Note that this could return duplicate spans! The caller is expected to be able to handle possible duplicates (as already happens in the SQuAD dev set, for instance).

allennlp.data.dataset_readers.reading_comprehension.util.make_reading_comprehension_instance(question_tokens: typing.List[allennlp.data.tokenizers.token.Token], passage_tokens: typing.List[allennlp.data.tokenizers.token.Token], token_indexers: typing.Dict[str, allennlp.data.token_indexers.token_indexer.TokenIndexer], passage_text: str, token_spans: typing.List[typing.Tuple[int, int]] = None, answer_texts: typing.List[str] = None, additional_metadata: typing.Dict[str, typing.Any] = None) → allennlp.data.instance.Instance[source]

Converts a question, a passage, and an optional answer (or answers) to an Instance for use in a reading comprehension model.

Creates an Instance with at least these fields: question and passage, both TextFields; and metadata, a MetadataField. Additionally, if both answer_texts and char_span_starts are given, the Instance has span_start and span_end fields, which are both IndexFields.

Parameters:

question_tokens : List[Token]

An already-tokenized question.

passage_tokens : List[Token]

An already-tokenized passage that contains the answer to the given question.
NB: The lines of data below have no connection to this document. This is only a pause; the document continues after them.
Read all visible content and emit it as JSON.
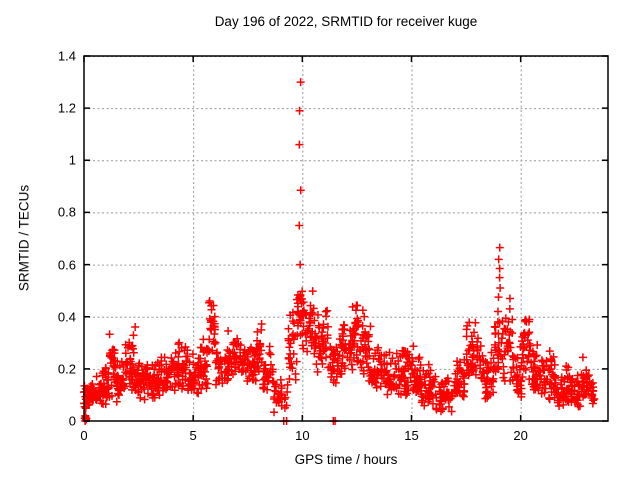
{
  "chart_data": {
    "type": "scatter",
    "title": "Day 196 of 2022, SRMTID for receiver kuge",
    "xlabel": "GPS time / hours",
    "ylabel": "SRMTID / TECUs",
    "xlim": [
      0,
      24
    ],
    "ylim": [
      0,
      1.4
    ],
    "xticks": {
      "values": [
        0,
        5,
        10,
        15,
        20
      ],
      "labels": [
        "0",
        "5",
        "10",
        "15",
        "20"
      ]
    },
    "yticks": {
      "values": [
        0,
        0.2,
        0.4,
        0.6,
        0.8,
        1.0,
        1.2,
        1.4
      ],
      "labels": [
        "0",
        "0.2",
        "0.4",
        "0.6",
        "0.8",
        "1",
        "1.2",
        "1.4"
      ]
    },
    "grid": true,
    "legend": "none",
    "marker": "plus",
    "marker_color": "#ff0000",
    "grid_color": "#999999",
    "border_color": "#000000",
    "background_color": "#ffffff",
    "segment_format": [
      "x_start_hours",
      "x_end_hours",
      "y_min_TECUs",
      "y_max_TECUs",
      "point_count"
    ],
    "band_segments": [
      [
        0.0,
        0.3,
        0.04,
        0.16,
        25
      ],
      [
        0.3,
        0.7,
        0.05,
        0.18,
        30
      ],
      [
        0.7,
        1.1,
        0.06,
        0.22,
        35
      ],
      [
        1.1,
        1.45,
        0.08,
        0.35,
        30
      ],
      [
        1.45,
        1.9,
        0.07,
        0.25,
        35
      ],
      [
        1.9,
        2.35,
        0.08,
        0.37,
        35
      ],
      [
        2.35,
        2.9,
        0.08,
        0.26,
        40
      ],
      [
        2.9,
        3.5,
        0.08,
        0.24,
        45
      ],
      [
        3.5,
        4.2,
        0.09,
        0.28,
        45
      ],
      [
        4.2,
        4.75,
        0.1,
        0.31,
        40
      ],
      [
        4.75,
        5.3,
        0.09,
        0.28,
        40
      ],
      [
        5.3,
        5.7,
        0.12,
        0.33,
        30
      ],
      [
        5.7,
        6.0,
        0.25,
        0.53,
        25
      ],
      [
        6.0,
        6.6,
        0.13,
        0.33,
        35
      ],
      [
        6.6,
        7.0,
        0.15,
        0.38,
        30
      ],
      [
        7.0,
        7.9,
        0.14,
        0.35,
        55
      ],
      [
        7.9,
        8.15,
        0.18,
        0.4,
        20
      ],
      [
        8.15,
        8.7,
        0.1,
        0.3,
        35
      ],
      [
        8.7,
        9.35,
        0.03,
        0.16,
        30
      ],
      [
        9.35,
        9.75,
        0.15,
        0.45,
        25
      ],
      [
        9.75,
        10.0,
        0.28,
        0.55,
        25
      ],
      [
        10.0,
        10.55,
        0.25,
        0.52,
        35
      ],
      [
        10.55,
        11.25,
        0.18,
        0.5,
        40
      ],
      [
        11.25,
        11.8,
        0.13,
        0.33,
        35
      ],
      [
        11.8,
        12.3,
        0.18,
        0.43,
        35
      ],
      [
        12.3,
        12.65,
        0.22,
        0.48,
        30
      ],
      [
        12.65,
        13.15,
        0.15,
        0.43,
        35
      ],
      [
        13.15,
        13.7,
        0.08,
        0.3,
        35
      ],
      [
        13.7,
        14.35,
        0.07,
        0.3,
        40
      ],
      [
        14.35,
        14.9,
        0.09,
        0.33,
        40
      ],
      [
        14.9,
        15.45,
        0.09,
        0.3,
        40
      ],
      [
        15.45,
        16.1,
        0.05,
        0.23,
        40
      ],
      [
        16.1,
        16.95,
        0.03,
        0.18,
        45
      ],
      [
        16.95,
        17.45,
        0.07,
        0.25,
        35
      ],
      [
        17.45,
        18.25,
        0.12,
        0.4,
        50
      ],
      [
        18.25,
        18.75,
        0.08,
        0.3,
        35
      ],
      [
        18.75,
        19.15,
        0.15,
        0.4,
        25
      ],
      [
        19.15,
        19.65,
        0.12,
        0.45,
        30
      ],
      [
        19.65,
        20.05,
        0.08,
        0.3,
        30
      ],
      [
        20.05,
        20.45,
        0.15,
        0.47,
        30
      ],
      [
        20.45,
        21.05,
        0.08,
        0.3,
        40
      ],
      [
        21.05,
        21.55,
        0.08,
        0.3,
        35
      ],
      [
        21.55,
        22.3,
        0.05,
        0.22,
        45
      ],
      [
        22.3,
        22.75,
        0.05,
        0.2,
        30
      ],
      [
        22.75,
        23.15,
        0.08,
        0.25,
        25
      ],
      [
        23.15,
        23.45,
        0.06,
        0.16,
        15
      ]
    ],
    "spike_columns": [
      {
        "x": 9.87,
        "y_values": [
          0.6,
          0.75,
          0.885,
          1.06,
          1.19,
          1.3
        ]
      },
      {
        "x": 19.0,
        "y_values": [
          0.3,
          0.335,
          0.38,
          0.42,
          0.475,
          0.51,
          0.55,
          0.585,
          0.62,
          0.665
        ]
      },
      {
        "x": 19.45,
        "y_values": [
          0.33,
          0.38,
          0.43,
          0.47
        ]
      }
    ],
    "zero_points": [
      [
        0.03,
        0.01
      ],
      [
        0.05,
        0.0
      ],
      [
        0.07,
        0.015
      ],
      [
        0.09,
        0.005
      ],
      [
        0.11,
        0.01
      ],
      [
        0.06,
        0.02
      ],
      [
        9.15,
        0.0
      ],
      [
        9.28,
        0.0
      ],
      [
        11.42,
        0.0
      ],
      [
        11.5,
        0.0
      ]
    ]
  }
}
token_indexers : Dict[str, TokenIndexer]

Determines how the question and passage TextFields will be converted into tensors that get input to a model. See TokenIndexer.

passage_text : str

The original passage text. We need this so that we can recover the actual span from the original passage that the model predicts as the answer to the question. This is used in official evaluation scripts.
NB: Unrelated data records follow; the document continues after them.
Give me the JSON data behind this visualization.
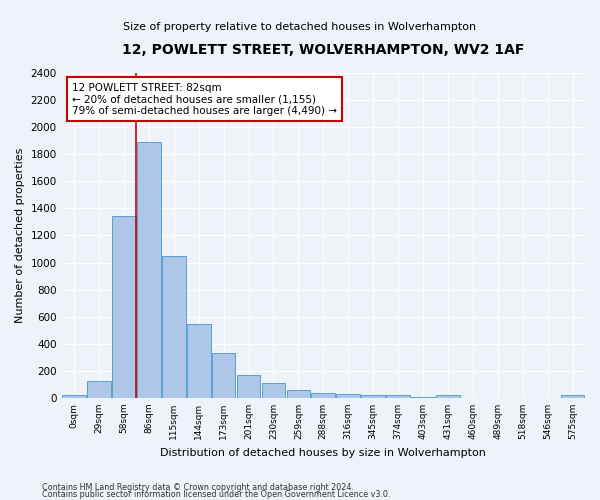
{
  "title": "12, POWLETT STREET, WOLVERHAMPTON, WV2 1AF",
  "subtitle": "Size of property relative to detached houses in Wolverhampton",
  "xlabel": "Distribution of detached houses by size in Wolverhampton",
  "ylabel": "Number of detached properties",
  "bar_labels": [
    "0sqm",
    "29sqm",
    "58sqm",
    "86sqm",
    "115sqm",
    "144sqm",
    "173sqm",
    "201sqm",
    "230sqm",
    "259sqm",
    "288sqm",
    "316sqm",
    "345sqm",
    "374sqm",
    "403sqm",
    "431sqm",
    "460sqm",
    "489sqm",
    "518sqm",
    "546sqm",
    "575sqm"
  ],
  "bar_values": [
    18,
    128,
    1340,
    1890,
    1045,
    545,
    335,
    168,
    110,
    62,
    38,
    30,
    25,
    18,
    5,
    20,
    2,
    0,
    0,
    0,
    18
  ],
  "bar_color": "#aec6e8",
  "bar_edge_color": "#5a9fd4",
  "annotation_text": "12 POWLETT STREET: 82sqm\n← 20% of detached houses are smaller (1,155)\n79% of semi-detached houses are larger (4,490) →",
  "annotation_box_color": "#ffffff",
  "annotation_box_edge_color": "#cc0000",
  "line_color": "#cc0000",
  "ylim": [
    0,
    2400
  ],
  "yticks": [
    0,
    200,
    400,
    600,
    800,
    1000,
    1200,
    1400,
    1600,
    1800,
    2000,
    2200,
    2400
  ],
  "footer1": "Contains HM Land Registry data © Crown copyright and database right 2024.",
  "footer2": "Contains public sector information licensed under the Open Government Licence v3.0.",
  "bg_color": "#eef2f9",
  "grid_color": "#ffffff"
}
token_spans : List[Tuple[int, int]], optional

Indices into passage_tokens to use as the answer to the question for training. This is a list because there might be several possible correct answer spans in the passage. Currently, we just select the most frequent span in this list (i.e., SQuAD has multiple annotations on the dev set; this will select the span that the most annotators gave as correct).

answer_texts : List[str], optional

All valid answer strings for the given question. In SQuAD, e.g., the training set has exactly one answer per question, but the dev and test sets have several. TriviaQA has many possible answers, which are the aliases for the known correct entity. This is put into the metadata for use with official evaluation scripts, but not used anywhere else.

additional_metadata : Dict[str, Any], optional

The constructed metadata field will by default contain original_passage, token_offsets, and answer_texts keys. If you want any other metadata to be associated with each instance, you can pass that in here. This dictionary will get added to the metadata dictionary we already construct.

allennlp.data.dataset_readers.reading_comprehension.util.normalize_text(text: str) → str[source]

Performs a normalization that is very similar to that done by the normalization functions in SQuAD and TriviaQA.

This involves splitting and rejoining the text, and could be a somewhat expensive operation.